Profits from the "My Sweet Lord" reissue will go to the Material World Charitable Foundation, which Harrison established in 1973. On its first U.K. release in January 1971, Harrison succeeded the novelty hit "Grandad" by actor Clive Dunn at No. 1, spending five weeks at the peak and becoming the only one of his four solo U.K. top-10 hits to top the chart. This time, it beats off another new entry, Pink's "Get the Party Started" (LaFace/Arista), at No. 2, in an all new top-3 that saw teenage U.S. starlet Christina Milian debut at No. 3 with "AM to PM" (Def Jam/Mercury).

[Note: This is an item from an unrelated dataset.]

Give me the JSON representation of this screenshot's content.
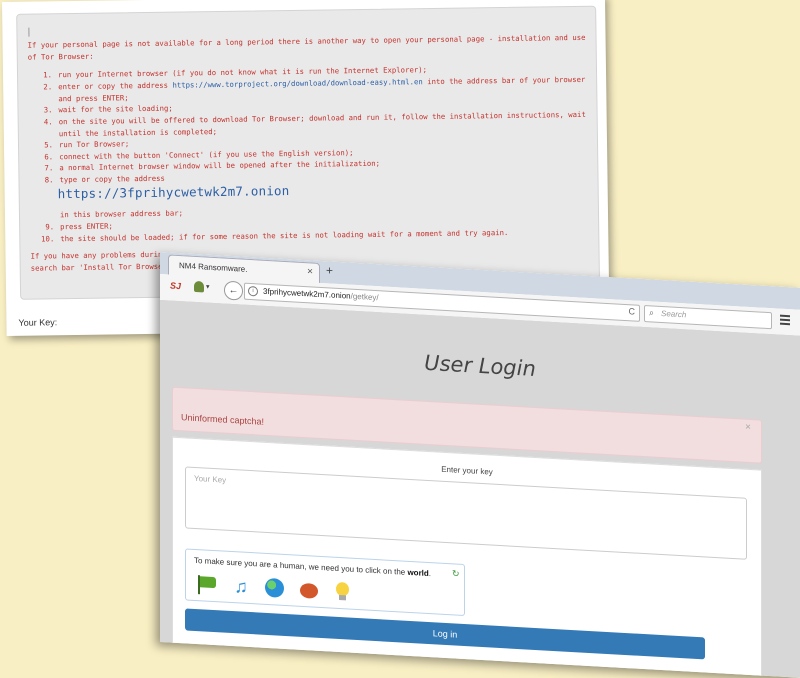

Also new in the top-10 were the Chemical Brothers' "Star Guitar" (Virgin) at No. 8, with the duo's "Come With Us" album set to follow on Jan. 28. Pop troupe Allstars' remake of Bucks Fizz's 1982 No. 1 "The Land of Make Believe" (Universal/Island) at No. 9. There was good news too for U.S. modern rock outfit Mercury Rev, whose "The Dark Is Rising," from its current V2 album "All Is Dream," became its first U.K. top-20 single at No. 16. The band's previous best showing was No. 26 with "Goddess on a Highway" in August 1999.

On the U.K. album chart, V2 labelmates Stereophonics entered a second week of its second spell at No. 1 with "Just Enough Education To Perform," while two long runners re-entered the top-10: Nelly Furtado's "Whoa, Nelly!" (DreamWorks/Polydor) climbs 18-6 in its 39th chart week, while Sum 41's "All Killer No Filler" (Mercury) jumps from No. 11 to a new peak of No. 7 after 25 weeks.

Kylie Minogue's 16-week run at the top of Music & Media's Eurochart Hot 100 Singles survey with "Can't Get You Out of My Head" (Parlophone) was finally ended by Robbie Williams and Nicole Kidman's "Somethin' Stupid" (Chrysalis). Williams' "Swing When You're Winning" begins an eighth week atop the European Top 100 Albums chart.